Reflection combined with a glide reflection

Question

Suppose that $A, B, C,$ and $D$ are the vertices $(0, 0), (2, 0), (2, 2),$ and $(0, 2)$ of a square.

The transformation $ρ_{AC} ◦ γ_{DA}$ can be decomposed as the combination of reflections across $4$ mirror lines. Draw a diagram showing $A, B, C,$ and $D$ and the four mirror lines (marked in order by the numbers $1$ to $4$).

I am having a hard time locating the reflections of the glide reflection. This is what I've done so far:

I said:

$$ρ_{AC} ◦ γ_{DA}=ρ_{AC} ◦ \tau_{DA} \circ \rho_{DA}$$

Now I know that $\tau_{DA}$ must consist of two parallel lines

Let $\rho_{DA}$ be line $1$.

Let $\tau_{DA}$ be line $2$ and $3$ where $2$ and $3$ are parallel. Now I'm confusing do lines $2$ and $3$ have to be parallel to $1$?

and $\rho_{DA}$ is the line $4$

Any insights?

Answer 1

You need to better understand the relation between translation and a pair of reflections. Let's for the moment assume you have two vertical lines of reflection, one at $x=a$ and one at $x=b$. The first maps a point $(x,y)$ to $(a-(x-a),y)=(2a-x,y)$, the latter takes that to $(2b-(2a-x),y)=(x+2(b-a),y)$ so it is a translation by $2(b-a)$ in the $x$ direction. What can you learn from this? On the one hand, the distance of the translation is twice the distance between the lines of reflection, and the direction of the translation is perpendicular to the direction of the lines of reflection. You can also see that the translation is oriented in such a way that it moves from the first reflection towards the second reflection. Now apply this to your situation.

That said, the combination of a glide reflection and a simple reflection is an orientation preserving isometry, and as such is either a translation or a rotation (unless it's the identity), which can be represented using two lines only.

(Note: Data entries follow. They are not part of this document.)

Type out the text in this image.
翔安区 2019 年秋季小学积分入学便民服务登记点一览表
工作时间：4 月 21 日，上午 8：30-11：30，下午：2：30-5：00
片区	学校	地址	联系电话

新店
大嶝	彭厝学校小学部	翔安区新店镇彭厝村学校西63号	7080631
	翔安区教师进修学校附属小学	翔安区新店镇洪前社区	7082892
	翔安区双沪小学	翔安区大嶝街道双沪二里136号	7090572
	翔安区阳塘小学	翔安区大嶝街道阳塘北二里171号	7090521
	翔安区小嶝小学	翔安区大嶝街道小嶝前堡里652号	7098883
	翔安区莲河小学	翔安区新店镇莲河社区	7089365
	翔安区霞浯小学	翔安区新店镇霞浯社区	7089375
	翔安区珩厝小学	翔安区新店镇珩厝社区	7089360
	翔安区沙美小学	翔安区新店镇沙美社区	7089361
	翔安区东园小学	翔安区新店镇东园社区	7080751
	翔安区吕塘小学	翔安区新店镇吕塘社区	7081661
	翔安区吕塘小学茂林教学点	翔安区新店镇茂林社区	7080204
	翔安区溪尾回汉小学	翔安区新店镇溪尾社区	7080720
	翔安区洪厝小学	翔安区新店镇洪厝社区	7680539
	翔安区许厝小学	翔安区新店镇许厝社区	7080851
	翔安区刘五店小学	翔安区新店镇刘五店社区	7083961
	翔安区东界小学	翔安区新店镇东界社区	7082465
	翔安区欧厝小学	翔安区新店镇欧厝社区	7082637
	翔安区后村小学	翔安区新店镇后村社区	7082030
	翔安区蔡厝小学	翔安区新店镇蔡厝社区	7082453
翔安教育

So you can pick some points, apply your transformations and use the result to distinguish the cases and find the direction of translation, or the center and angle of rotation.

Or you do this with formulas:

\begin{align*} \rho_{DA}:(x,y)&\mapsto(-x,y) \\ \tau_{DA}:(x,y)&\mapsto(x,y-2) \\ \rho_{AC}:(x,y)&\mapsto(y,x) \\ \rho_{AC}\circ\tau_{DA}\circ\rho_{DA}:(x,y)&\mapsto(y-2,-x) \end{align*}

Then you can look for fixed points: a point $(x,y)$ which maps to itself. If you find one, it's the center of rotation. If not, it must be a translation. But does that look like a translation to you?